Moneybox

Why Obama Is Almost Certainly the Real Austerity Candidate

US President Barack Obama speaks during a campaign event at the Paul R. Knapp Animal Learning Center in Des Moines, Iowa, on May 24, 2012.

Photo by JEWEL SAMAD/AFP/GettyImages

There’s little doubt that the medium-term trajectory of federal non-defense spending will be higher if Barack Obama is re-elected than if Mitt Romney becomes president. But in terms of short-term fiscal policy, which candidate would run higher budget deficits in 2013 and 2014 when the economy will likely continue to be operating well below potential? Brian Beutler tries to answer the question by delving into the details of the candidates’ plans but there are no real answers here because “[u]nlike Obama, Romney leaves black boxes on both the tax and spending sides of his budget.”
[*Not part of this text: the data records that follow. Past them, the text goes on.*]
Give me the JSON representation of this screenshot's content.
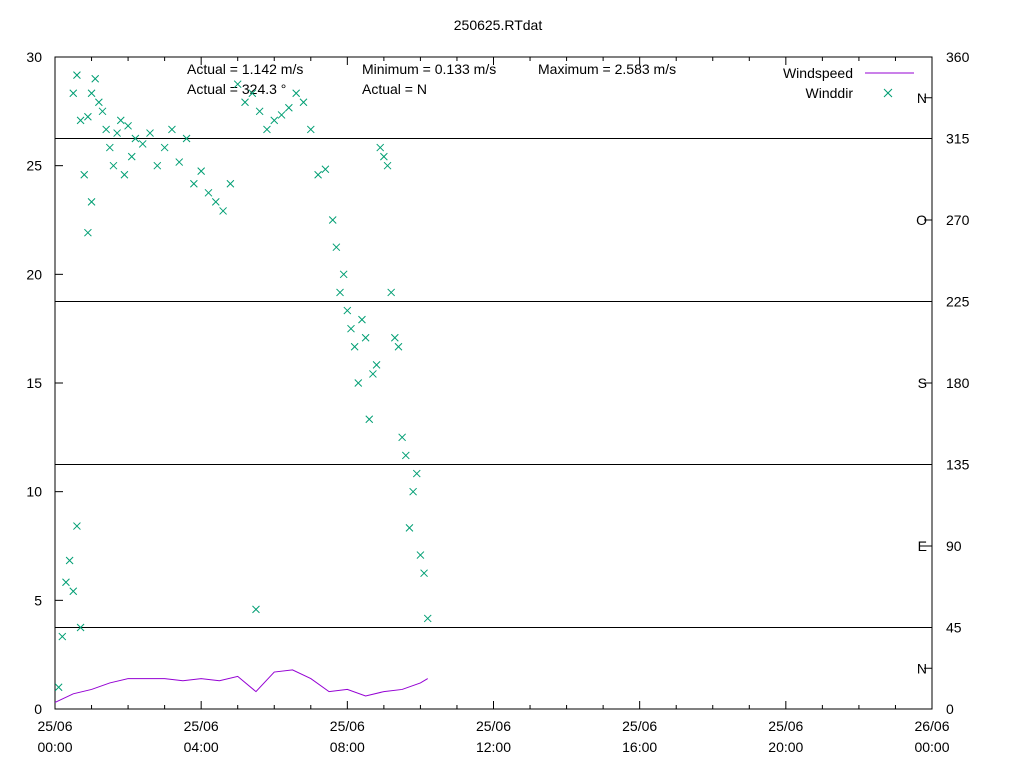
{
  "chart_data": {
    "type": "line",
    "title": "250625.RTdat",
    "x_ticks": [
      {
        "line1": "25/06",
        "line2": "00:00",
        "hours": 0
      },
      {
        "line1": "25/06",
        "line2": "04:00",
        "hours": 4
      },
      {
        "line1": "25/06",
        "line2": "08:00",
        "hours": 8
      },
      {
        "line1": "25/06",
        "line2": "12:00",
        "hours": 12
      },
      {
        "line1": "25/06",
        "line2": "16:00",
        "hours": 16
      },
      {
        "line1": "25/06",
        "line2": "20:00",
        "hours": 20
      },
      {
        "line1": "26/06",
        "line2": "00:00",
        "hours": 24
      }
    ],
    "xlim": [
      0,
      24
    ],
    "y_left": {
      "ticks": [
        "0",
        "5",
        "10",
        "15",
        "20",
        "25",
        "30"
      ],
      "ylim": [
        0,
        30
      ]
    },
    "y_right": {
      "ticks": [
        "0",
        "45",
        "90",
        "135",
        "180",
        "225",
        "270",
        "315",
        "360"
      ],
      "ylim": [
        0,
        360
      ]
    },
    "direction_labels": [
      {
        "label": "N",
        "deg": 22.5
      },
      {
        "label": "E",
        "deg": 90
      },
      {
        "label": "S",
        "deg": 180
      },
      {
        "label": "O",
        "deg": 270
      },
      {
        "label": "N",
        "deg": 337.5
      }
    ],
    "sector_lines_deg": [
      45,
      135,
      225,
      315
    ],
    "annotations": {
      "actual_speed": "Actual = 1.142 m/s",
      "actual_dir": "Actual = 324.3 °",
      "minimum": "Minimum = 0.133 m/s",
      "actual_dir_name": "Actual = N",
      "maximum": "Maximum = 2.583 m/s"
    },
    "legend": {
      "placement": "top-right"
    },
    "series": [
      {
        "name": "Windspeed",
        "axis": "left",
        "style": "line",
        "color": "#9400d3",
        "x": [
          0.0,
          0.5,
          1.0,
          1.5,
          2.0,
          2.5,
          3.0,
          3.5,
          4.0,
          4.5,
          5.0,
          5.5,
          6.0,
          6.5,
          7.0,
          7.5,
          8.0,
          8.5,
          9.0,
          9.5,
          10.0,
          10.2
        ],
        "y": [
          0.3,
          0.7,
          0.9,
          1.2,
          1.4,
          1.4,
          1.4,
          1.3,
          1.4,
          1.3,
          1.5,
          0.8,
          1.7,
          1.8,
          1.4,
          0.8,
          0.9,
          0.6,
          0.8,
          0.9,
          1.2,
          1.4
        ]
      },
      {
        "name": "Winddir",
        "axis": "right",
        "style": "points",
        "marker": "x",
        "color": "#009e73",
        "x": [
          0.1,
          0.2,
          0.3,
          0.4,
          0.5,
          0.5,
          0.6,
          0.6,
          0.7,
          0.7,
          0.8,
          0.9,
          0.9,
          1.0,
          1.0,
          1.1,
          1.2,
          1.3,
          1.4,
          1.5,
          1.6,
          1.7,
          1.8,
          1.9,
          2.0,
          2.1,
          2.2,
          2.4,
          2.6,
          2.8,
          3.0,
          3.2,
          3.4,
          3.6,
          3.8,
          4.0,
          4.2,
          4.4,
          4.6,
          4.8,
          5.0,
          5.2,
          5.4,
          5.5,
          5.6,
          5.8,
          6.0,
          6.2,
          6.4,
          6.6,
          6.8,
          7.0,
          7.2,
          7.4,
          7.6,
          7.7,
          7.8,
          7.9,
          8.0,
          8.1,
          8.2,
          8.3,
          8.4,
          8.5,
          8.6,
          8.7,
          8.8,
          8.9,
          9.0,
          9.1,
          9.2,
          9.3,
          9.4,
          9.5,
          9.6,
          9.7,
          9.8,
          9.9,
          10.0,
          10.1,
          10.2
        ],
        "y": [
          12,
          40,
          70,
          82,
          65,
          340,
          101,
          350,
          45,
          325,
          295,
          263,
          327,
          280,
          340,
          348,
          335,
          330,
          320,
          310,
          300,
          318,
          325,
          295,
          322,
          305,
          315,
          312,
          318,
          300,
          310,
          320,
          302,
          315,
          290,
          297,
          285,
          280,
          275,
          290,
          345,
          335,
          340,
          55,
          330,
          320,
          325,
          328,
          332,
          340,
          335,
          320,
          295,
          298,
          270,
          255,
          230,
          240,
          220,
          210,
          200,
          180,
          215,
          205,
          160,
          185,
          190,
          310,
          305,
          300,
          230,
          205,
          200,
          150,
          140,
          100,
          120,
          130,
          85,
          75,
          50
        ]
      }
    ]
  }
}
Perhaps the better way to look at this would be in terms of a persistent partisan disagreement about the political process.

Ever since the election of Ronald Reagan, the Republican Party has not taken the view that tax or spending measures that its leaders favor on the merits must be paired with offsets. The party’s thinking on whether it’s desirable to reduce various forms of spending has changed over time. Under George W Bush, the GOP wanted to make Medicare more generous. Under Paul Ryan and Mitt Romney they seem to want to make it less generous. Under Ronald Reagan they wanted to spend more on the military and under George HW Bush they wanted to spend less. But in all cases, spending and tax decisions have operated on separate tracks. The deficit per se, in other words, has never been a bar to spending more on the military to reducing taxes or to spending more on domestic priorities. If they think K-12 spending should be raised (as they did in the “compassionate conservatism” era) then they raised it, and if they think it should be cut (as they do now) they propose cutting it. But the budget deficit doesn’t enter into the calculus.
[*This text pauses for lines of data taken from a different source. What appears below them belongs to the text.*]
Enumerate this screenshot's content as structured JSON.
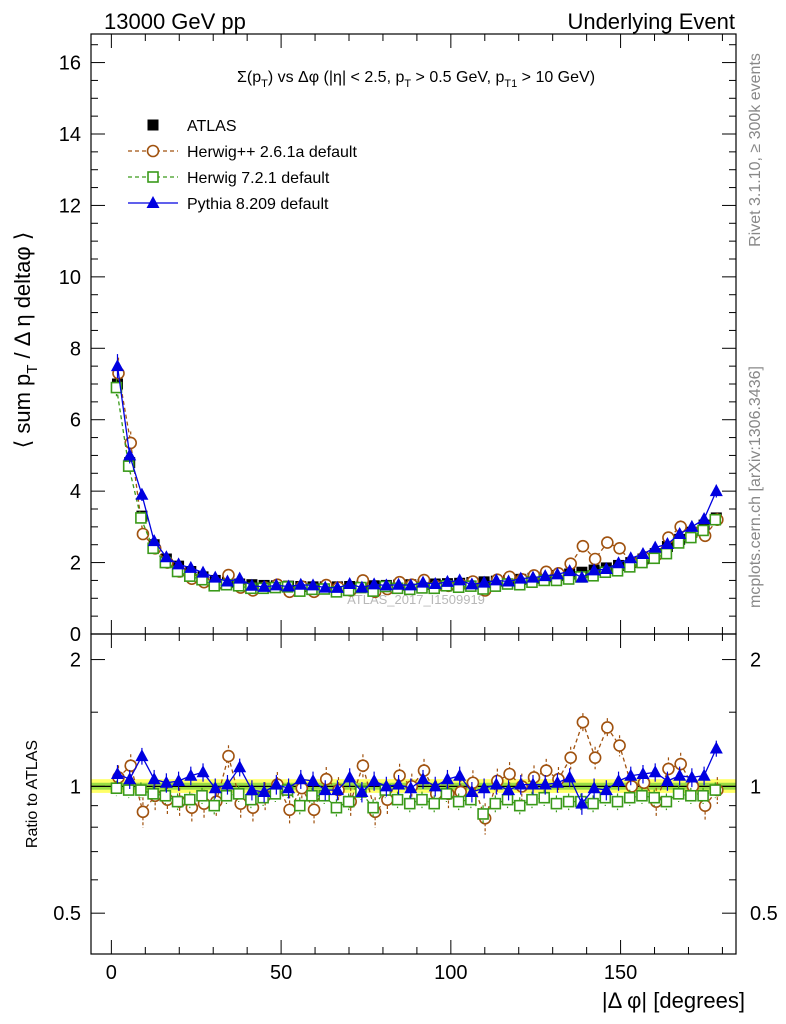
{
  "header": {
    "left": "13000 GeV pp",
    "right": "Underlying Event"
  },
  "side_labels": {
    "rivet": "Rivet 3.1.10, ≥ 300k events",
    "mcplots": "mcplots.cern.ch [arXiv:1306.3436]"
  },
  "watermark": "ATLAS_2017_I1509919",
  "colors": {
    "atlas": "#000000",
    "herwigpp": "#a0520f",
    "herwig7": "#3a9a1a",
    "pythia": "#0000e0",
    "band_outer": "#ffff66",
    "band_inner": "#99dd44"
  },
  "chart_data": [
    {
      "type": "scatter",
      "panel": "main",
      "title": "Σ(p_T) vs Δφ (|η| < 2.5, p_T > 0.5 GeV, p_T1 > 10 GeV)",
      "xlabel": "|Δ φ| [degrees]",
      "ylabel": "⟨ sum p_T / Δ η deltaφ ⟩",
      "xlim": [
        -6,
        184
      ],
      "ylim": [
        0,
        16.8
      ],
      "yticks": [
        0,
        2,
        4,
        6,
        8,
        10,
        12,
        14,
        16
      ],
      "xticks": [
        0,
        50,
        100,
        150
      ],
      "legend_position": "top-left",
      "x": [
        1.8,
        5.4,
        9.0,
        12.6,
        16.2,
        19.8,
        23.4,
        27.0,
        30.6,
        34.2,
        37.8,
        41.4,
        45.0,
        48.6,
        52.2,
        55.8,
        59.4,
        63.0,
        66.6,
        70.2,
        73.8,
        77.4,
        81.0,
        84.6,
        88.2,
        91.8,
        95.4,
        99.0,
        102.6,
        106.2,
        109.8,
        113.4,
        117.0,
        120.6,
        124.2,
        127.8,
        131.4,
        135.0,
        138.6,
        142.2,
        145.8,
        149.4,
        153.0,
        156.6,
        160.2,
        163.8,
        167.4,
        171.0,
        174.6,
        178.2
      ],
      "series": [
        {
          "name": "ATLAS",
          "marker": "square-filled",
          "values": [
            7.0,
            4.8,
            3.3,
            2.5,
            2.1,
            1.9,
            1.75,
            1.6,
            1.5,
            1.45,
            1.4,
            1.38,
            1.36,
            1.35,
            1.34,
            1.33,
            1.32,
            1.32,
            1.32,
            1.33,
            1.34,
            1.35,
            1.36,
            1.37,
            1.38,
            1.39,
            1.4,
            1.41,
            1.42,
            1.44,
            1.46,
            1.48,
            1.5,
            1.53,
            1.56,
            1.6,
            1.64,
            1.68,
            1.73,
            1.79,
            1.85,
            1.92,
            2.0,
            2.1,
            2.25,
            2.45,
            2.65,
            2.85,
            3.05,
            3.25
          ]
        },
        {
          "name": "Herwig++ 2.6.1a default",
          "marker": "circle-open",
          "values": [
            7.3,
            5.35,
            2.8,
            2.4,
            2.0,
            1.75,
            1.55,
            1.45,
            1.38,
            1.65,
            1.3,
            1.22,
            1.3,
            1.38,
            1.18,
            1.33,
            1.18,
            1.37,
            1.3,
            1.22,
            1.5,
            1.18,
            1.26,
            1.45,
            1.38,
            1.51,
            1.34,
            1.35,
            1.38,
            1.47,
            1.22,
            1.52,
            1.6,
            1.53,
            1.64,
            1.74,
            1.7,
            1.97,
            2.46,
            2.1,
            2.56,
            2.4,
            2.0,
            2.15,
            2.2,
            2.7,
            3.0,
            2.85,
            2.75,
            3.2
          ]
        },
        {
          "name": "Herwig 7.2.1 default",
          "marker": "square-open",
          "values": [
            6.9,
            4.7,
            3.25,
            2.4,
            2.0,
            1.75,
            1.62,
            1.52,
            1.35,
            1.38,
            1.35,
            1.28,
            1.28,
            1.3,
            1.32,
            1.2,
            1.25,
            1.26,
            1.18,
            1.22,
            1.3,
            1.2,
            1.33,
            1.28,
            1.25,
            1.29,
            1.28,
            1.35,
            1.31,
            1.34,
            1.26,
            1.34,
            1.4,
            1.38,
            1.45,
            1.5,
            1.5,
            1.54,
            1.6,
            1.63,
            1.73,
            1.77,
            1.88,
            2.0,
            2.12,
            2.25,
            2.55,
            2.7,
            2.9,
            3.2
          ]
        },
        {
          "name": "Pythia 8.209 default",
          "marker": "triangle-filled",
          "values": [
            7.5,
            5.0,
            3.9,
            2.6,
            2.15,
            1.95,
            1.85,
            1.72,
            1.58,
            1.47,
            1.55,
            1.35,
            1.32,
            1.36,
            1.33,
            1.38,
            1.36,
            1.3,
            1.29,
            1.4,
            1.3,
            1.39,
            1.36,
            1.38,
            1.36,
            1.44,
            1.4,
            1.46,
            1.5,
            1.39,
            1.44,
            1.5,
            1.47,
            1.55,
            1.58,
            1.62,
            1.67,
            1.76,
            1.58,
            1.78,
            1.82,
            1.98,
            2.12,
            2.24,
            2.42,
            2.52,
            2.8,
            3.0,
            3.22,
            4.0
          ]
        }
      ]
    },
    {
      "type": "scatter",
      "panel": "ratio",
      "ylabel": "Ratio to ATLAS",
      "xlabel": "|Δ φ| [degrees]",
      "xlim": [
        -6,
        184
      ],
      "ylim": [
        0.4,
        2.3
      ],
      "yticks": [
        0.5,
        1,
        2
      ],
      "ytick_labels": [
        "0.5",
        "1",
        "2"
      ],
      "x": [
        1.8,
        5.4,
        9.0,
        12.6,
        16.2,
        19.8,
        23.4,
        27.0,
        30.6,
        34.2,
        37.8,
        41.4,
        45.0,
        48.6,
        52.2,
        55.8,
        59.4,
        63.0,
        66.6,
        70.2,
        73.8,
        77.4,
        81.0,
        84.6,
        88.2,
        91.8,
        95.4,
        99.0,
        102.6,
        106.2,
        109.8,
        113.4,
        117.0,
        120.6,
        124.2,
        127.8,
        131.4,
        135.0,
        138.6,
        142.2,
        145.8,
        149.4,
        153.0,
        156.6,
        160.2,
        163.8,
        167.4,
        171.0,
        174.6,
        178.2
      ],
      "series": [
        {
          "name": "Herwig++ 2.6.1a default",
          "values": [
            1.05,
            1.12,
            0.87,
            0.95,
            0.93,
            0.92,
            0.89,
            0.91,
            0.92,
            1.18,
            0.91,
            0.89,
            0.95,
            1.01,
            0.88,
            0.99,
            0.88,
            1.04,
            0.98,
            0.92,
            1.12,
            0.87,
            0.93,
            1.06,
            1.0,
            1.09,
            0.96,
            0.96,
            0.97,
            1.02,
            0.84,
            1.03,
            1.07,
            1.0,
            1.05,
            1.09,
            1.04,
            1.17,
            1.42,
            1.17,
            1.38,
            1.25,
            1.0,
            1.02,
            0.92,
            1.1,
            1.13,
            1.0,
            0.9,
            0.98
          ]
        },
        {
          "name": "Herwig 7.2.1 default",
          "values": [
            0.99,
            0.98,
            0.98,
            0.96,
            0.95,
            0.92,
            0.93,
            0.95,
            0.9,
            0.95,
            0.96,
            0.93,
            0.94,
            0.96,
            0.98,
            0.9,
            0.95,
            0.95,
            0.89,
            0.92,
            0.97,
            0.89,
            0.98,
            0.93,
            0.91,
            0.93,
            0.91,
            0.96,
            0.92,
            0.93,
            0.86,
            0.91,
            0.93,
            0.9,
            0.93,
            0.94,
            0.91,
            0.92,
            0.92,
            0.91,
            0.94,
            0.92,
            0.94,
            0.95,
            0.94,
            0.92,
            0.96,
            0.95,
            0.95,
            0.98
          ]
        },
        {
          "name": "Pythia 8.209 default",
          "values": [
            1.07,
            1.04,
            1.18,
            1.04,
            1.02,
            1.03,
            1.06,
            1.08,
            0.99,
            1.01,
            1.11,
            0.98,
            0.97,
            1.01,
            0.99,
            1.04,
            1.03,
            0.98,
            0.98,
            1.05,
            0.97,
            1.03,
            1.0,
            1.01,
            0.99,
            1.04,
            1.0,
            1.04,
            1.06,
            0.97,
            0.99,
            1.01,
            0.98,
            1.01,
            1.01,
            1.01,
            1.02,
            1.05,
            0.91,
            0.99,
            0.98,
            1.03,
            1.06,
            1.07,
            1.08,
            1.03,
            1.06,
            1.05,
            1.06,
            1.23
          ]
        }
      ]
    }
  ]
}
Democrats have governed very differently. With the admittedly important exception of the American Recovery and Reinvestment Act of 2009, the governing practice of the Democratic Party has been that tax or spending changes should be paired with offsets. Even proposals like the more recent American Jobs Act that are meant to fit in a Keynesian fiscal stimulus frame are structured so as to be deficit-neutral in the medium term. The non-ARRA exceptions to this involve elements of the Democratic caucus voting for deficit-increasing legislation favored by George W Bush.

Which is all just to say that it would be a major break with practice for Romney to make the passage of tax cuts actually contingent on his offsets getting through congress. That procedural rule makes it much more likely in practice that Romney administration would run a loose fiscal policy.